Gegen Mittag ging er nach unten, aß in der Cafeteria des Nationalarchivs ein fades Sandwich und nahm an einem der Internet-Terminals Platz. Eine Richtung der Recherche stand ihm noch offen: ein Kollege am UCL hatte ihm den Tipp gegeben, dass manche älteren Diplomaten ihre Unterlagen und persönlichen Papiere im Archiv des Churchill College in Cambridge deponieren ließen. Gaddis könnte dort eine Querverbindung zwischen Crane und einem ehemaligen britischen Botschafter in Argentinien oder vielleicht einem Ersten Botschaftssekretär in Berlin finden. Vor den Fenstern kreischten die Möwen, als er bei Google »Churchill College, Cambridge« eingab. Er holte den Janus Webserver in Cambridge auf den Bildschirm und gab in die Suchleiste »Edward Crane« ein. Drei Katalogeinträge erschienen, keiner enthielt irgendeinen spezifischen Verweis auf Crane. Als er den Namen »Thomas Neame« eingab, lieferte der Server kein einziges Ergebnis.

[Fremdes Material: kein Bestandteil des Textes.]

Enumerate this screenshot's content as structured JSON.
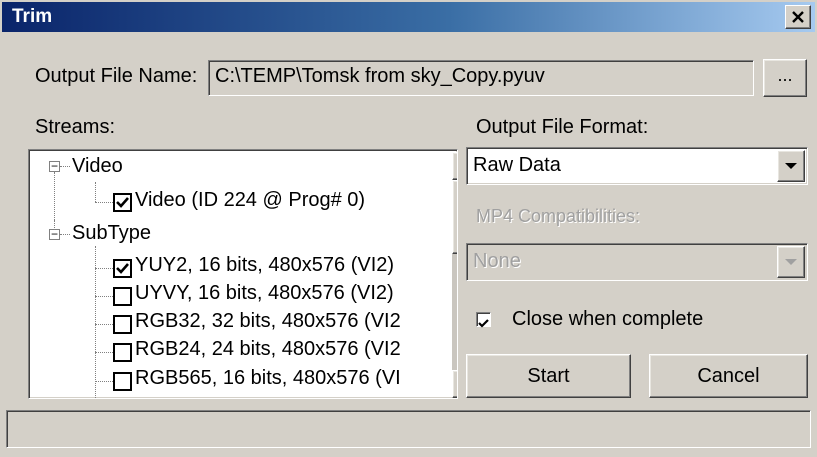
{
  "dialog": {
    "title": "Trim",
    "close_glyph": "X"
  },
  "output_file": {
    "label": "Output File Name:",
    "value": "C:\\TEMP\\Tomsk from sky_Copy.pyuv",
    "browse_label": "..."
  },
  "streams": {
    "label": "Streams:",
    "tree": [
      {
        "type": "group",
        "label": "Video",
        "expander": "−"
      },
      {
        "type": "item",
        "label": "Video (ID 224 @ Prog# 0)",
        "checked": true
      },
      {
        "type": "group",
        "label": "SubType",
        "expander": "−"
      },
      {
        "type": "item",
        "label": "YUY2, 16 bits, 480x576 (VI2)",
        "checked": true
      },
      {
        "type": "item",
        "label": "UYVY, 16 bits, 480x576 (VI2)",
        "checked": false
      },
      {
        "type": "item",
        "label": "RGB32, 32 bits, 480x576 (VI2",
        "checked": false
      },
      {
        "type": "item",
        "label": "RGB24, 24 bits, 480x576 (VI2",
        "checked": false
      },
      {
        "type": "item",
        "label": "RGB565, 16 bits, 480x576 (VI",
        "checked": false
      }
    ]
  },
  "format": {
    "label": "Output File Format:",
    "selected": "Raw Data"
  },
  "mp4": {
    "label": "MP4 Compatibilities:",
    "selected": "None",
    "enabled": false
  },
  "close_when_complete": {
    "label": "Close when complete",
    "checked": true
  },
  "buttons": {
    "start": "Start",
    "cancel": "Cancel"
  },
  "status_bar": {
    "text": ""
  },
  "icons": {
    "close": "close-icon",
    "dropdown": "chevron-down-icon",
    "scroll_up": "arrow-up-icon",
    "scroll_down": "arrow-down-icon",
    "check": "checkmark-icon"
  }
}
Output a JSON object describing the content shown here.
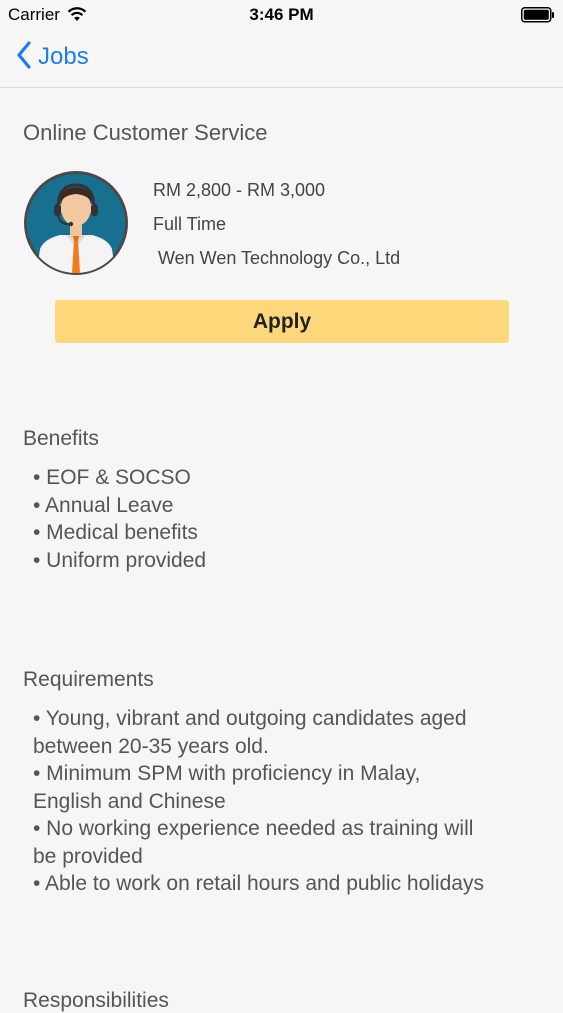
{
  "status_bar": {
    "carrier": "Carrier",
    "time": "3:46 PM",
    "wifi_icon": "wifi-icon",
    "battery_icon": "battery-icon"
  },
  "nav": {
    "back_label": "Jobs",
    "back_icon": "chevron-left-icon",
    "accent_color": "#1b7cf5"
  },
  "job": {
    "title": "Online Customer Service",
    "salary": "RM 2,800 - RM 3,000",
    "type": "Full Time",
    "company": "Wen Wen Technology Co., Ltd",
    "avatar_icon": "customer-service-agent-avatar",
    "apply_label": "Apply",
    "apply_color": "#ffd87c"
  },
  "benefits": {
    "heading": "Benefits",
    "items": [
      "• EOF & SOCSO",
      "• Annual Leave",
      "• Medical benefits",
      "• Uniform provided"
    ]
  },
  "requirements": {
    "heading": "Requirements",
    "lines": [
      "• Young, vibrant and outgoing candidates aged",
      "between 20-35 years old.",
      "• Minimum SPM with proficiency in Malay,",
      "English and Chinese",
      "• No working experience needed as training will",
      "be provided",
      "• Able to work on retail hours and public holidays"
    ]
  },
  "responsibilities": {
    "heading": "Responsibilities"
  }
}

Sein Ausflug war eine herbe Enttäuschung gewesen. Er ging hinaus zum Parkplatz, und als er im Handschuhfach seines Autos ein altes Päckchen Camel fand, gab er seinen jüngsten Versuch, mit dem Rauchen aufzuhören, wieder auf. Die Zigarette trug wenig zur Aufhellung seines Gemüts bei, und er fuhr im leisen herbstlichen Dauerregen zurück nach Shepherd’s Bush. Es schien, als ob jeglicher Hinweis auf Crane oder Neame systematisch aus den historischen Archiven gelöscht worden wäre. Anders ließ sich kaum erklären, warum sie nicht ausfindig zu machen waren. Noch nie war er im ersten Stadium einer Recherche zu einem neuen Projekt so langsam vorangekommen. Im Stau auf der M4 fasste Gaddis den Entschluss, nach Moskau zu fliegen und sich Crane von der russischen Seite aus zu nähern. Sollte ATTILA ein wertvoller KGB-Spion gewesen sein, wie Charlotte behauptet hatte, dann musste es irgendwo tief in den Archiven des sowjetischen Geheimdienstes eine Akte über Edward Crane geben. Ob man gerade ihm, nach seinem jüngsten, kritischen Buch über das Platow-Regime, Zugang zu den Archiven gewähren würde, war allerdings eine ganz andere Frage.